Pomiędzy jej gałęziami pięknie prezentował się niecierpek pospolity - Impatiens noli-tangere. Wbrew swojej nazwie jest to gatunek coraz rzadszy.
Na szczęście pod nogami zamiast pokrzyw znajdowało się takie w miarę łyse arkozowe namulisko.
Tu i ówdzie rozwijaly się większe zgrupowania mszaków. Oto niezbyt wyraźne zdjęcie merzyka - Plagiomnium undulatum.
Teraz przedzieramy się przez połamane i splątane gałęzie dzikiego bzu czarnego - Sambucus nigra.
Naszym celem był w tym miejscu próg denudacyjny, którego stan był także przedmiotem mojej troski, w związku z gwałtownymi opadami deszczu.
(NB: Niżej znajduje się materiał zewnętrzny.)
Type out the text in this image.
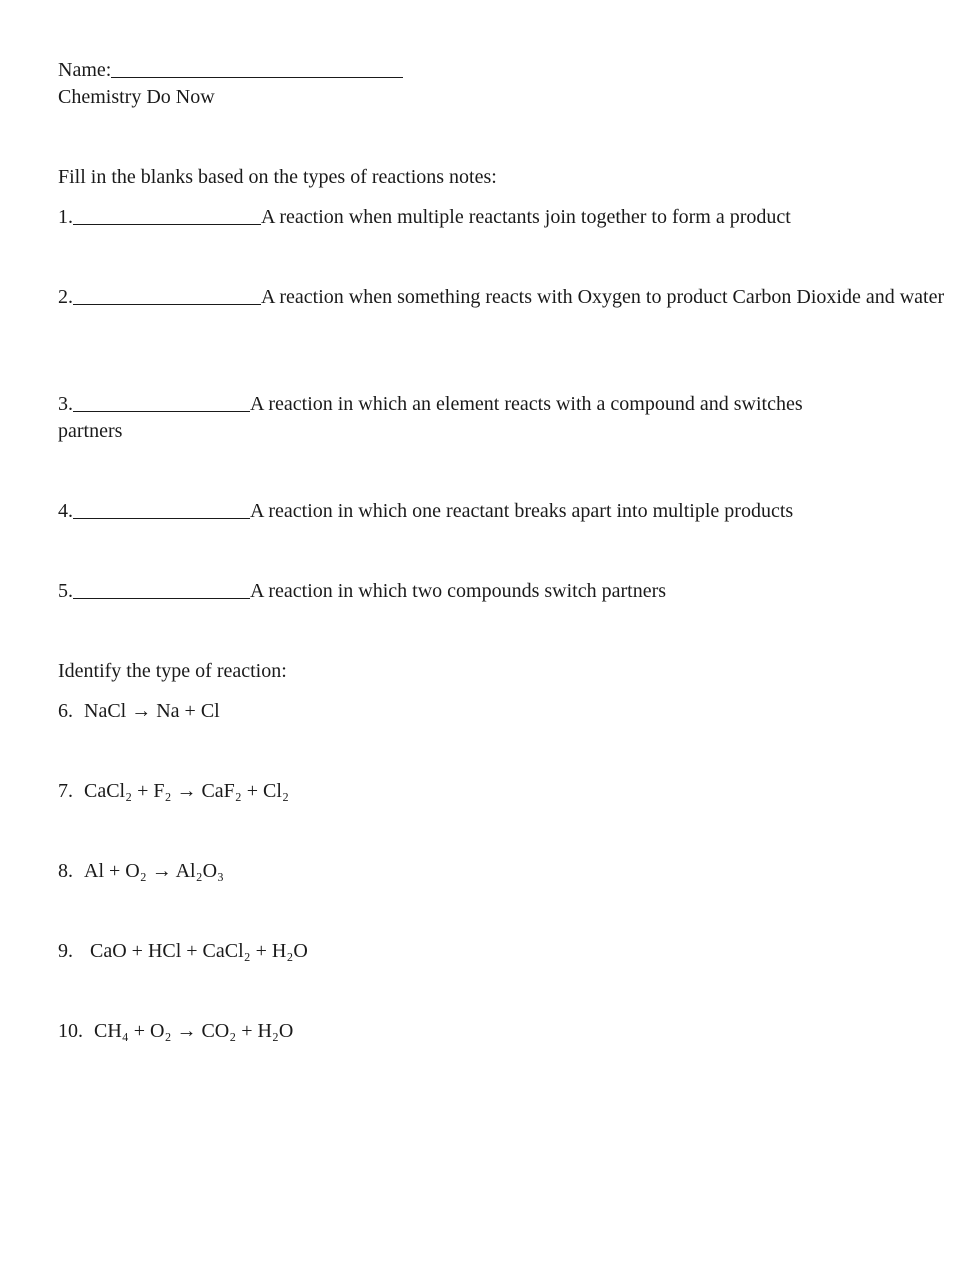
Name:
Chemistry Do Now
Fill in the blanks based on the types of reactions notes:
1.	A reaction when multiple reactants join together to form a product
2.	A reaction when something reacts with Oxygen to product Carbon Dioxide and water
3.	A reaction in which an element reacts with a compound and switches partners
4.	A reaction in which one reactant breaks apart into multiple products
5.	A reaction in which two compounds switch partners
Identify the type of reaction:
6. NaCl → Na + Cl
7. CaCl₂ + F₂ → CaF₂ + Cl₂
8. Al + O₂ → Al₂O₃
9. CaO + HCl + CaCl₂ + H₂O
10. CH₄ + O₂ → CO₂ + H₂O
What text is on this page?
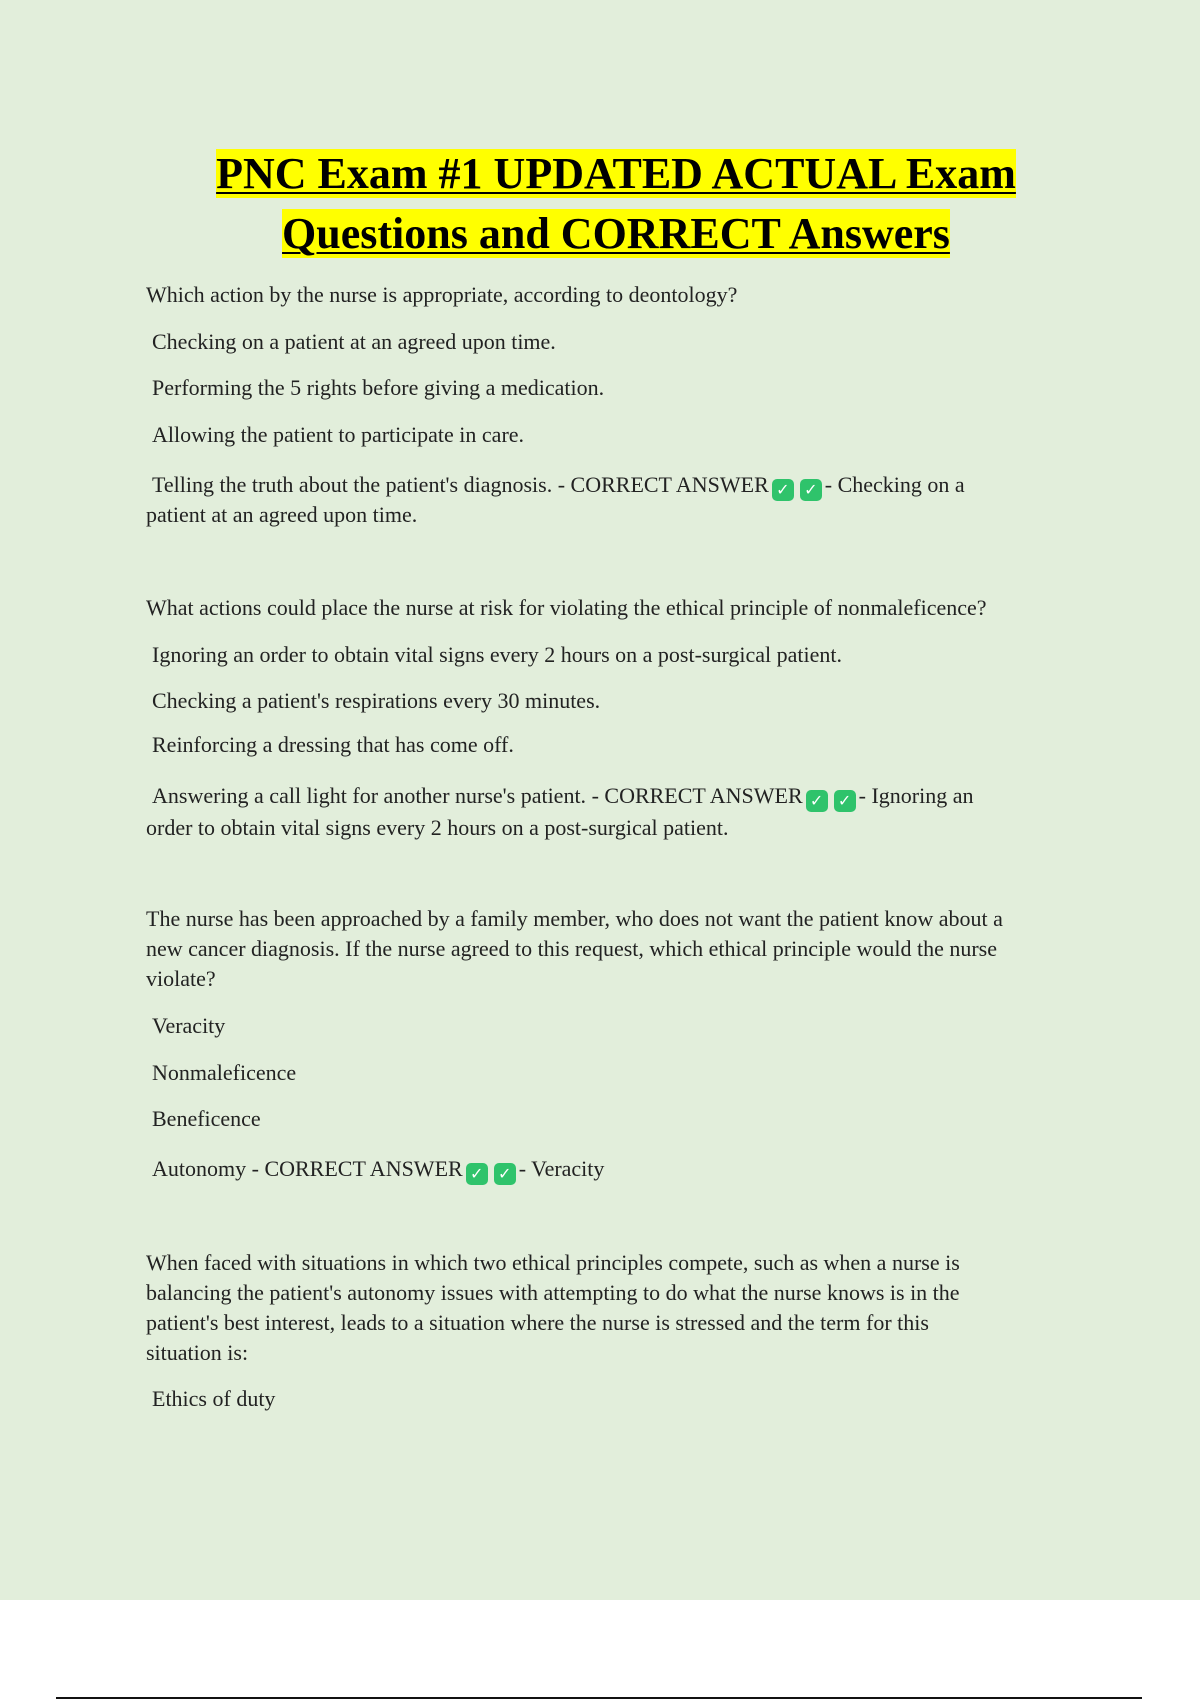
PNC Exam #1 UPDATED ACTUAL Exam
Questions and CORRECT Answers
Which action by the nurse is appropriate, according to deontology?
Checking on a patient at an agreed upon time.
Performing the 5 rights before giving a medication.
Allowing the patient to participate in care.
Telling the truth about the patient's diagnosis. - CORRECT ANSWER ✓ ✓ - Checking on a
patient at an agreed upon time.
What actions could place the nurse at risk for violating the ethical principle of nonmaleficence?
Ignoring an order to obtain vital signs every 2 hours on a post-surgical patient.
Checking a patient's respirations every 30 minutes.
Reinforcing a dressing that has come off.
Answering a call light for another nurse's patient. - CORRECT ANSWER ✓ ✓ - Ignoring an
order to obtain vital signs every 2 hours on a post-surgical patient.
The nurse has been approached by a family member, who does not want the patient know about a
new cancer diagnosis. If the nurse agreed to this request, which ethical principle would the nurse
violate?
Veracity
Nonmaleficence
Beneficence
Autonomy - CORRECT ANSWER ✓ ✓ - Veracity
When faced with situations in which two ethical principles compete, such as when a nurse is
balancing the patient's autonomy issues with attempting to do what the nurse knows is in the
patient's best interest, leads to a situation where the nurse is stressed and the term for this
situation is:
Ethics of duty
Próg miał się dobrze. słabe światło uniemozliwiło pokazanie go w większej liczbie ujęć.
U podnóża progu znajduje się zespół wypłukanych otoczaków które nazywane są w kręgach geologów egzotykami.
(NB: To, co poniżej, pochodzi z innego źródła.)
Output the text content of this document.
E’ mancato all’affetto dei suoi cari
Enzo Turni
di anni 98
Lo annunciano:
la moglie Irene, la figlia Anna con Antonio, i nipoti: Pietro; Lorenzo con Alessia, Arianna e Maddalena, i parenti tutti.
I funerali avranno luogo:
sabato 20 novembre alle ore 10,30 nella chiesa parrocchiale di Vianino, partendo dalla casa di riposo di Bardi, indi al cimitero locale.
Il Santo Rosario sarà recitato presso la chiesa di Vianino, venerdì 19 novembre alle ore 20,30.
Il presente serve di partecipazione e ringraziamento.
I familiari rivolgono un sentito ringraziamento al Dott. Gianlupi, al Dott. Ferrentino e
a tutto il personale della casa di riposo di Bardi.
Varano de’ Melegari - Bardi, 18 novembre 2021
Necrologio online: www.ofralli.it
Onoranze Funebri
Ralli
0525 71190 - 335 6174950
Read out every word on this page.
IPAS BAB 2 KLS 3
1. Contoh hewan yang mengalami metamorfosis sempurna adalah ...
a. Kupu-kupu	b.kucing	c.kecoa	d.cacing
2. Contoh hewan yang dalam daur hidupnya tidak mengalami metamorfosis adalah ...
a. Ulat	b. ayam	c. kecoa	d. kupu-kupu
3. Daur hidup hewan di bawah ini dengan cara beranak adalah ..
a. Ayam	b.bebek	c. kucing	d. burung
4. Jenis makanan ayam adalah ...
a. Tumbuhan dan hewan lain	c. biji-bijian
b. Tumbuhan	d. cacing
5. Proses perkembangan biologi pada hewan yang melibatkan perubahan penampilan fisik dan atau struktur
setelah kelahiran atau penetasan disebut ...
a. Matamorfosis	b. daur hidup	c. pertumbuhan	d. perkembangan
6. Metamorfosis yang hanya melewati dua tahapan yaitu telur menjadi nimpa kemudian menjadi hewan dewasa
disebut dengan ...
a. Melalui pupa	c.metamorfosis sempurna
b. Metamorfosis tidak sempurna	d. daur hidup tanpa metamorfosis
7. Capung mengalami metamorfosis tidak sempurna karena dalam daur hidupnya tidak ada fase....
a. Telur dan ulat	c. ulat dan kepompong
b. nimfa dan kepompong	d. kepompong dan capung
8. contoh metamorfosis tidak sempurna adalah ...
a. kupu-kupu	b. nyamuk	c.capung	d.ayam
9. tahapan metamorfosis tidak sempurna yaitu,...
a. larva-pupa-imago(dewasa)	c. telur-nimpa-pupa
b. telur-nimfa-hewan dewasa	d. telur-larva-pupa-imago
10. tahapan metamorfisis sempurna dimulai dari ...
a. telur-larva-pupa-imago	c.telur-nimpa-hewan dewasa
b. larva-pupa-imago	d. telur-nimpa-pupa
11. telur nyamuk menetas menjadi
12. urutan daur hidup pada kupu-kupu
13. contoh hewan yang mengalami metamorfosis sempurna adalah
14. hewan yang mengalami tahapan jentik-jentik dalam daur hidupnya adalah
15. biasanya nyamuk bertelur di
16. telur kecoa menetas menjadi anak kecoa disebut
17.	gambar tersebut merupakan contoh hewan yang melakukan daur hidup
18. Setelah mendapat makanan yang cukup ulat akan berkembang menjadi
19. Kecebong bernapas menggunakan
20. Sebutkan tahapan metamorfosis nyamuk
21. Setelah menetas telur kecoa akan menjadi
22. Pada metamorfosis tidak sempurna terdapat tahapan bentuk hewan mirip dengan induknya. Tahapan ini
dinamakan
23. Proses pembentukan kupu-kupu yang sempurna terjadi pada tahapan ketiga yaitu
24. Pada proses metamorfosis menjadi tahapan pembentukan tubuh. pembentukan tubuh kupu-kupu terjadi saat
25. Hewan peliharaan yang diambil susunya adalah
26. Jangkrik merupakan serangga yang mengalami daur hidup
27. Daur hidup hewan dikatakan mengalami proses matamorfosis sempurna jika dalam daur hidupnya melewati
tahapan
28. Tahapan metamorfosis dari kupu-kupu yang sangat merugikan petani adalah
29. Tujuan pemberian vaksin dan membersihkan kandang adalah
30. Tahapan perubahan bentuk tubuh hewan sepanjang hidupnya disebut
Po obejrzeniu tego miejsca przedarliśmy się ponownie do Soboniowej Drogi ponieważ postanowiliśmy zwiedzić boczną, zachodnią odnogę Gródka. Teraz będziemy się poruszać w osi jasnoniebieskich kresek. Oto droga Soboniowa poza arkozowym osuwiskiem.
Na poboczach w dalszym ciągu króluje poziewnik miękkowłosy - Galeopsis pubescens.
Obecnie znajdujemy się na skraju górnej części bocznej odnogi. Gęste krzewy nie zachęcają aby wejść do niej.
Po pewnym czasie znalazło się dogodne zejście i teraz idziemy powoli w dół. Wśród krzewów dominują młode dzikie bzy czarne - Sambucus nigra.
Po drodze minęliśmy zniszczony owocnik purchawicy olbrzymiej - Langermania gigantea. To smutny dowód na to, że ktoś tędy czasami wędruje.
W końcu znikają niemalże całkowicie i wówczas wraźnie jest widoczny V-kształtny przekrój tego wąwozu.
Ta część wąwozu kończy się kolejnym ale łagodnym progiem denudacyjnym, którego w tych warunkach postanowiliśmy jednak nie pokonywać.
(wypowiedź edytowana przez piotr_grzegorzek 14. września. 2010)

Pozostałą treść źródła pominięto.